The Swedish education system drives segregation and injustice, according to Social Democratic Party leader Magdalena Andersson.
She wants politics to "take back control".
Today's market-driven school system fails the young, she says in her Almedalen speech.
Magdalena Andersson begins her speech in sunny Visby by addressing the war in Gaza and notes that bombs fell over Rafah again last night.
The fact that this situation has been allowed to arise at all is a stain on human history.
She then moves on to a topic that The Social Democratic Party has been talking about for a long time – politics must take back control of social development in Sweden, particularly in schools.
According to the Social Democrats, it's about stopping the "market experiment" with free schools.
Let's pull the emergency brake on the establishment of new profit-driven free schools and then take the next step to completely abolish the market-driven school system, she says.
Today's Swedish education system drives segregation and injustice instead of combating them, according to Andersson.
There is no intellectually sustainable argument for allowing this to continue.
Swedish as the main language
The Social Democratic Party has demanded that Swedish be the main language in primary school. Schools with an English focus will be forced to have at least 75 per cent Swedish tuition. The proposal would primarily affect free schools.
We can't have special legislation that benefits certain school corporations, Andersson said earlier in the day to TT.
Swedish should also be the main language in upper secondary school, but the regulation may need to be less far-reaching there, according to the Social Democrats.
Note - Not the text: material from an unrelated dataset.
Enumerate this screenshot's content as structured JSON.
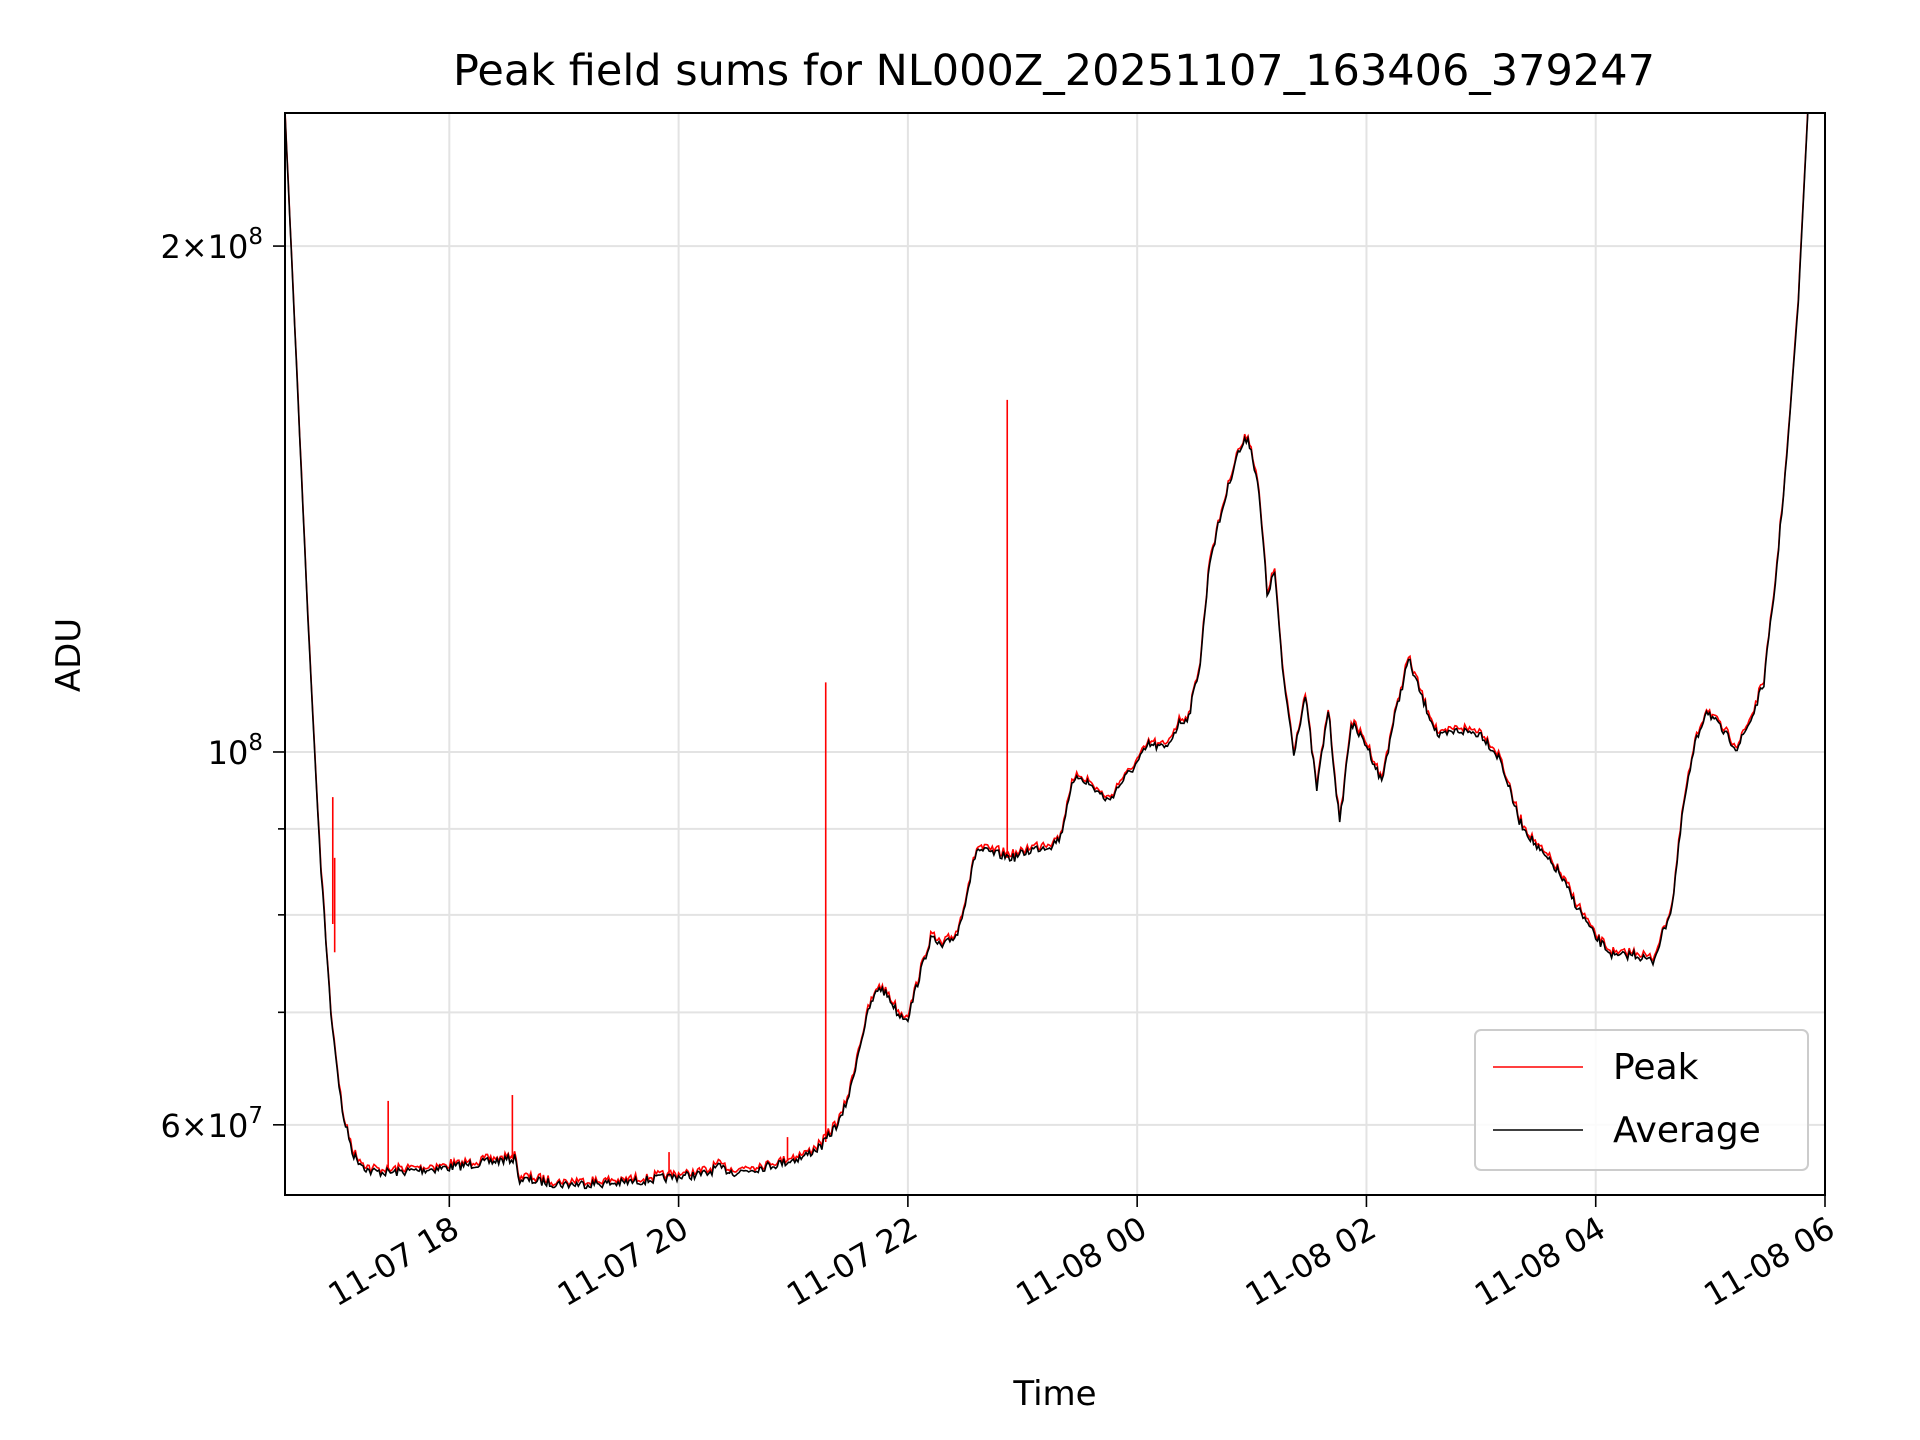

Today, primary schools that have exemptions for English tuition are required to hold half of their lessons in Swedish.
Lack of evaluations
The national minority languages should be protected, according to the Social Democrats, and are not covered by the proposal. Neither are the IB programme in upper secondary school nor education targeted at children who are temporarily in Sweden.
According to Andersson, research shows that pupils have an easier time absorbing knowledge when taught in their mother tongue.
The Social Democrats also want to remove an exemption that allows English schools not to employ qualified teachers. Today, these schools can temporarily employ foreign teachers who lack Swedish teaching qualifications, which is unreasonable, according to Åsa Westlund, education policy spokesperson.
It's clear that free schools have made money from lower teacher qualifications, she says.
The Social Democratic Party wants to raise the minimum requirement for the proportion of teaching that should be in Swedish to at least 75 per cent. Today, the limit is 50 per cent for schools with exemptions for English tuition.
Teachers who teach in English should also have qualifications.
Mother tongue, the IB programme in upper secondary school, and education targeted at children whose parents are temporarily in Sweden are not covered.
The Social Democrats also want to introduce a requirement for the use of Swedish in grading and official decision-making in primary schools with a Swedish curriculum.